Deep Incomplete Multi-view Learning via Cyclic Permutation of VAEs
Xin Gao, Jian Pu
TL;DR
The paper tackles incomplete multi-view representation learning by introducing MVP, which learns inter-view correspondences in a latent space through latent-variable permutations and two partitions (single-view and complete-view). It derives a valid ELBO by permuting and partitioning latent variables and strengthens cross-view consistency with an informational prior based on cyclic permutations, formalized as Permutation Divergence. The approach yields superior clustering and generation performance across seven datasets with varying missing rates, demonstrating robustness and improved inter-view sufficiency and consistency. This framework offers a scalable, principled way to infer missing views and fuse information across views, with broad applicability to multi-modal and multi-view data scenarios.
Abstract
Multi-View Representation Learning (MVRL) aims to derive a unified representation from multi-view data by leveraging shared and complementary information across views. However, when views are irregularly missing, the incomplete data can lead to representations that lack sufficiency and consistency. To address this, we propose Multi-View Permutation of Variational Auto-Encoders (MVP), which excavates invariant relationships between views in incomplete data. MVP establishes inter-view correspondences in the latent space of Variational Auto-Encoders, enabling the inference of missing views and the aggregation of more sufficient information.

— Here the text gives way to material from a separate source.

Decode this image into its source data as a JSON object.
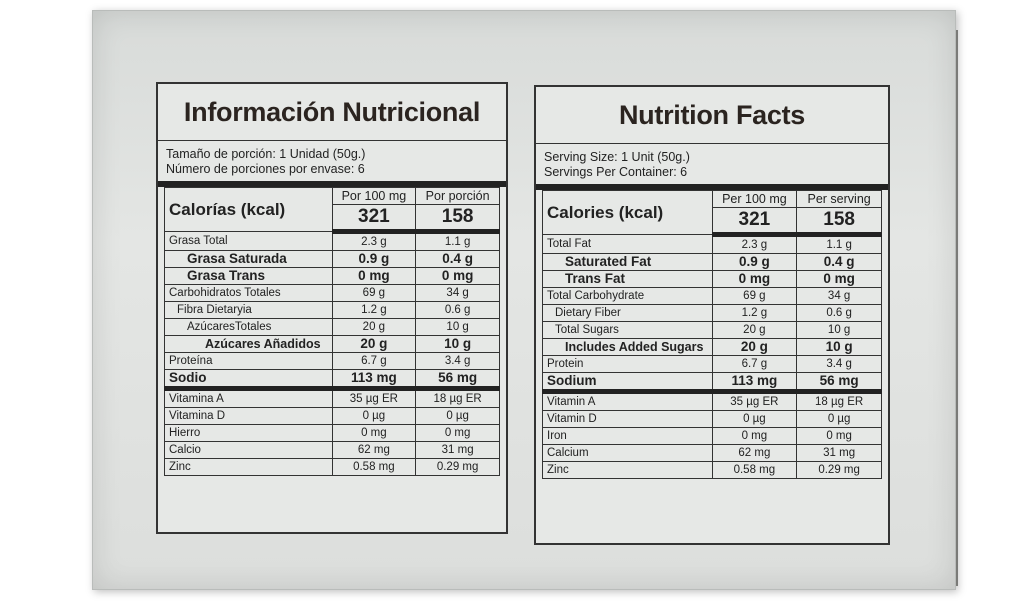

To derive a valid Evidence Lower Bound (ELBO) for learning, we apply permutations to randomly reorder variables for cross-view generation and then partition them by views to maintain invariant meanings under permutations. Additionally, we enhance consistency by introducing an informational prior with cyclic permutations of posteriors, which turns the regularization term into a similarity measure across distributions. We demonstrate the effectiveness of our approach on seven diverse datasets with varying missing ratios, achieving superior performance in multi-view clustering and generation tasks.